Coincidencia maliciosa es también que el remolino de ideas que Wyatt nos echa encima camine sigilosamente entre escenas mientras dibuja los rostros de una mafia que de entrada suena mucho más pasiva pero que en realidad opta por rumbos antitarantinescos. Mientras Tarantino explota y abruma como medio y como fin, Wyatt se desvía hacia una narración mafiosa casi telepática, al borde de la inacción, un medio que dota a su película de un sabor agridulce, de regaño paternal con fines didácticos.
Y es que al final lo que tiene atrapado a Bennett en el círculo extravicioso del juego y la apuesta no es hambre de dinero ni de poder, no son ganas de duplicar las ganancias o una adicción a la victoria a toda costa.

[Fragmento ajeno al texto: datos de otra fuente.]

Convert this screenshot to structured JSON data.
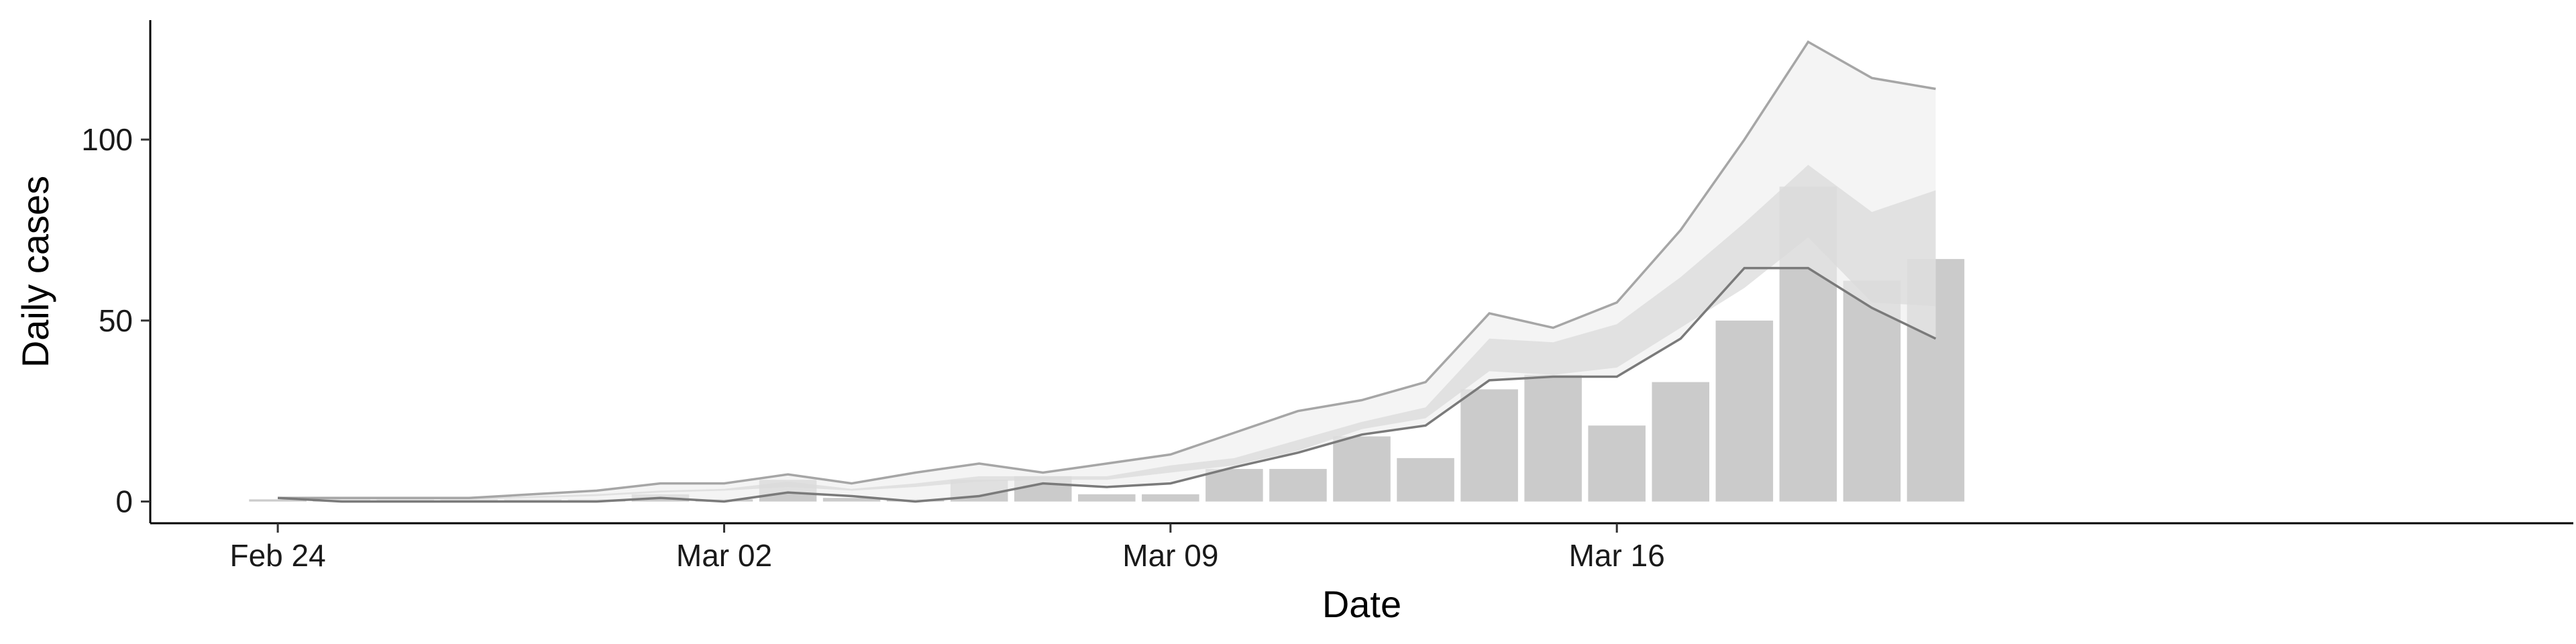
{
  "chart_data": {
    "type": "bar",
    "title": "",
    "xlabel": "Date",
    "ylabel": "Daily cases",
    "x_ticks": [
      "Feb 24",
      "Mar 02",
      "Mar 09",
      "Mar 16"
    ],
    "y_ticks": [
      "0",
      "50",
      "100"
    ],
    "ylim": [
      -6,
      133
    ],
    "x_domain": [
      "2020-02-22",
      "2020-03-31"
    ],
    "dates": [
      "2020-02-24",
      "2020-02-25",
      "2020-02-26",
      "2020-02-27",
      "2020-02-28",
      "2020-02-29",
      "2020-03-01",
      "2020-03-02",
      "2020-03-03",
      "2020-03-04",
      "2020-03-05",
      "2020-03-06",
      "2020-03-07",
      "2020-03-08",
      "2020-03-09",
      "2020-03-10",
      "2020-03-11",
      "2020-03-12",
      "2020-03-13",
      "2020-03-14",
      "2020-03-15",
      "2020-03-16",
      "2020-03-17",
      "2020-03-18",
      "2020-03-19",
      "2020-03-20",
      "2020-03-21",
      "2020-03-22"
    ],
    "series": [
      {
        "values": [
          0,
          0,
          0,
          0,
          0,
          0,
          2,
          0,
          6,
          1,
          0,
          6,
          7,
          2,
          2,
          9,
          9,
          18,
          12,
          31,
          35,
          21,
          33,
          50,
          87,
          61,
          67,
          null
        ]
      },
      {
        "values": [
          1,
          0.8,
          0.8,
          0.8,
          1.2,
          2,
          2.8,
          3.4,
          4.6,
          3.4,
          4.8,
          6.6,
          6.6,
          6.8,
          9.2,
          11.2,
          15.6,
          21.2,
          24.6,
          38.6,
          37.4,
          40.4,
          52,
          63.6,
          82.8,
          67.4,
          65.6,
          null
        ]
      },
      {
        "values": [
          1,
          1,
          1,
          1,
          2,
          3,
          5,
          5,
          7.5,
          5,
          8,
          10.5,
          8,
          10.5,
          13,
          19,
          25,
          28,
          33,
          52,
          48,
          55,
          75,
          100,
          127,
          117,
          114,
          null
        ]
      },
      {
        "values": [
          1,
          0,
          0,
          0,
          0,
          0,
          1,
          0,
          2.5,
          1.5,
          0,
          1.5,
          5,
          4,
          5,
          9.5,
          13.5,
          18.5,
          21,
          33.5,
          34.5,
          34.5,
          45,
          64.5,
          64.5,
          53.5,
          45,
          null
        ]
      },
      {
        "values": [
          1,
          1,
          1,
          1,
          1.5,
          2,
          3,
          3.5,
          5.5,
          3.5,
          5,
          7,
          7,
          7,
          10,
          12,
          17,
          22,
          26,
          45,
          44,
          49,
          62,
          77,
          93,
          80,
          86,
          null
        ]
      },
      {
        "values": [
          1,
          0.5,
          0.5,
          0.5,
          1,
          1.5,
          2.5,
          3,
          4,
          3,
          4,
          5.5,
          6,
          6,
          8,
          10,
          14,
          20,
          23,
          36,
          35,
          37,
          48,
          59,
          73,
          55,
          54,
          null
        ]
      }
    ],
    "colors": {
      "bars": "#cbcbcb",
      "outer_band": "#ededed",
      "inner_band": "#d9d9d9",
      "upper_line": "#a6a6a6",
      "lower_line": "#7a7a7a"
    },
    "grid": false,
    "legend": "none"
  }
}
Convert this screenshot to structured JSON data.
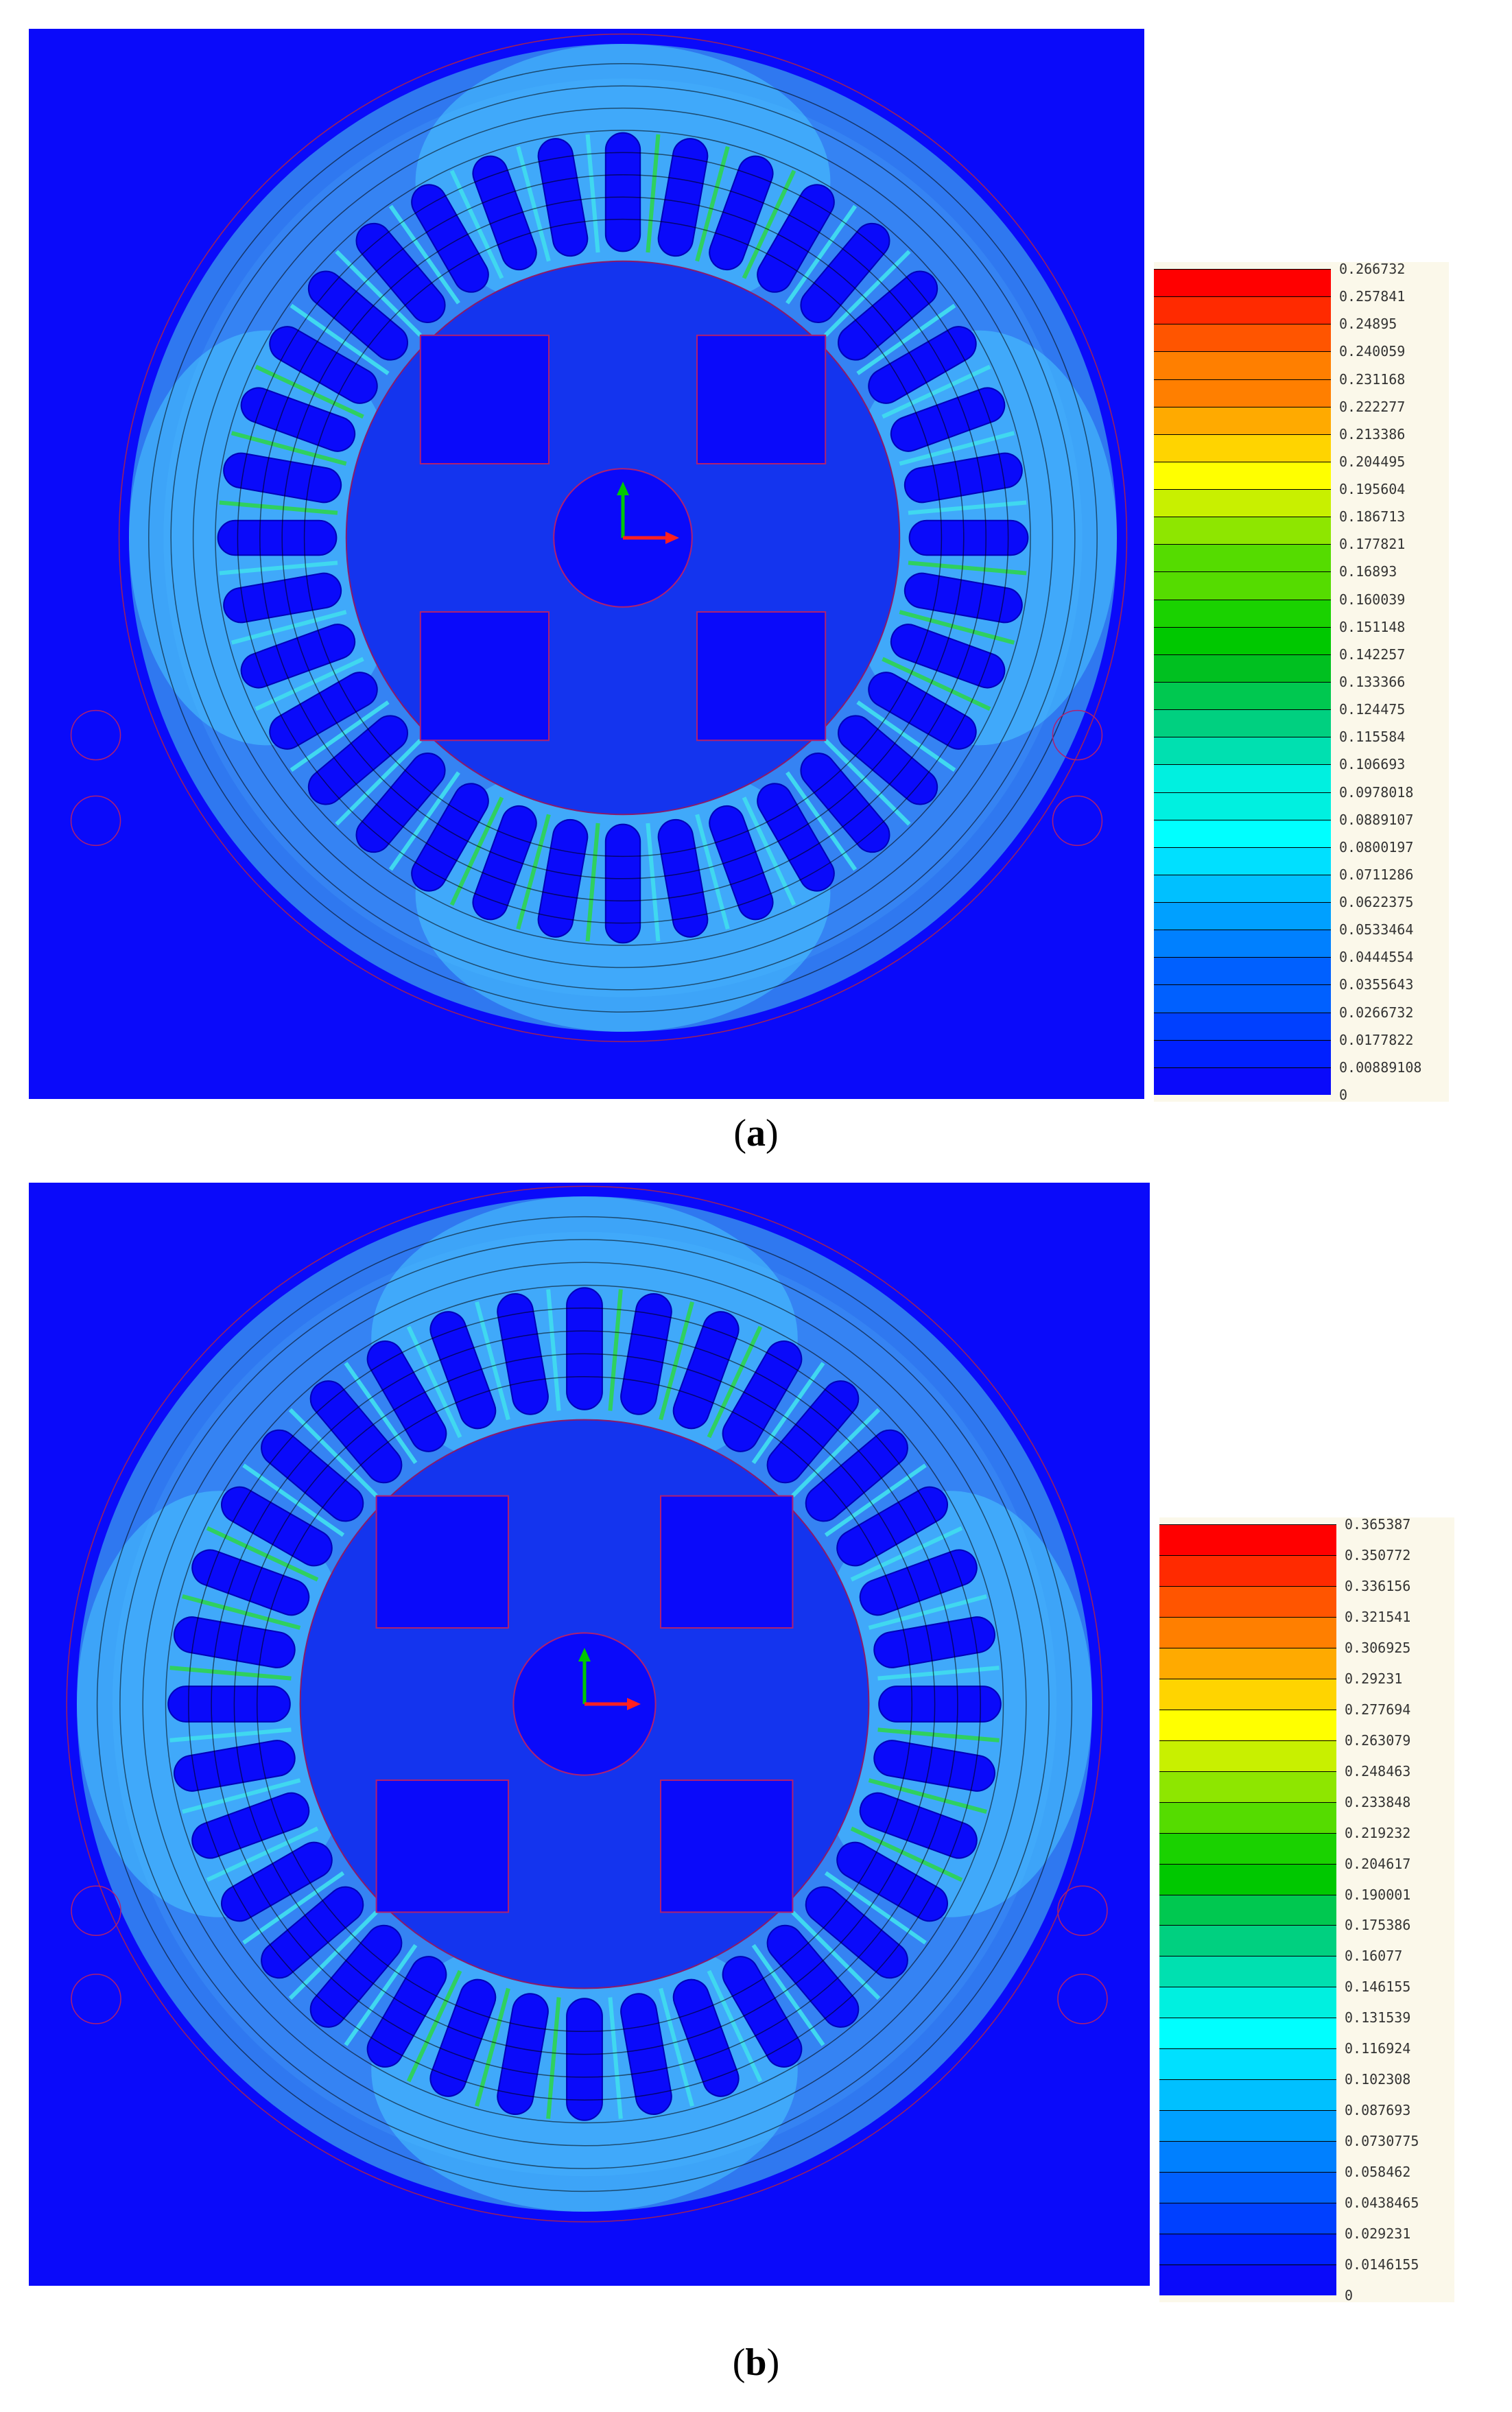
{
  "figure": {
    "panels": [
      {
        "caption_letter": "a",
        "legend_values": [
          "0.266732",
          "0.257841",
          "0.24895",
          "0.240059",
          "0.231168",
          "0.222277",
          "0.213386",
          "0.204495",
          "0.195604",
          "0.186713",
          "0.177821",
          "0.16893",
          "0.160039",
          "0.151148",
          "0.142257",
          "0.133366",
          "0.124475",
          "0.115584",
          "0.106693",
          "0.0978018",
          "0.0889107",
          "0.0800197",
          "0.0711286",
          "0.0622375",
          "0.0533464",
          "0.0444554",
          "0.0355643",
          "0.0266732",
          "0.0177822",
          "0.00889108",
          "0"
        ]
      },
      {
        "caption_letter": "b",
        "legend_values": [
          "0.365387",
          "0.350772",
          "0.336156",
          "0.321541",
          "0.306925",
          "0.29231",
          "0.277694",
          "0.263079",
          "0.248463",
          "0.233848",
          "0.219232",
          "0.204617",
          "0.190001",
          "0.175386",
          "0.16077",
          "0.146155",
          "0.131539",
          "0.116924",
          "0.102308",
          "0.087693",
          "0.0730775",
          "0.058462",
          "0.0438465",
          "0.029231",
          "0.0146155",
          "0"
        ]
      }
    ],
    "colorscale": [
      "#ff0000",
      "#ff2a00",
      "#ff5500",
      "#ff7f00",
      "#ffaa00",
      "#ffd400",
      "#ffff00",
      "#c8f000",
      "#8ee600",
      "#55dc00",
      "#1ad200",
      "#00c800",
      "#00c020",
      "#00c850",
      "#00d080",
      "#00e0b0",
      "#00f0e0",
      "#00ffff",
      "#00e0ff",
      "#00c0ff",
      "#00a0ff",
      "#0080ff",
      "#0060ff",
      "#0040ff",
      "#0020ff",
      "#0a0afa"
    ]
  }
}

Como en el más tradicional de los dramas, El apostador poco a poco y con pinceladas secas, nos entrega a un hombre con problemas hacia la figura paterna, ausente toda su vida y magnificada en ese abuelo dominante y exitoso del comienzo de la película, uno que en el lecho de muerte le promete nada para tratar de forjarle un carácter, así, a golpe de regaño, sin medias tintas pero también sin las lecciones que, paradójicamente, sí le dan otros ancianos, los que pertenecen a la mafia, los que lo educan sin querer a base de golpes y de insultos que, lo que son las cosas, tienen como fin liberarlo de su caída sin remedio.
El drama está puesto: la figura paterna o la del abuelo se visten de tragedia y de familia disfuncional mientras que los padrinos de Wyatt se encargan de enseñarle a Bennett cómo se sobrevive en una ciudad tan subterránea y de puertas adentro como Los Angeles, también diametralmente opuesto al que nos ha acostumbrado Tarantino.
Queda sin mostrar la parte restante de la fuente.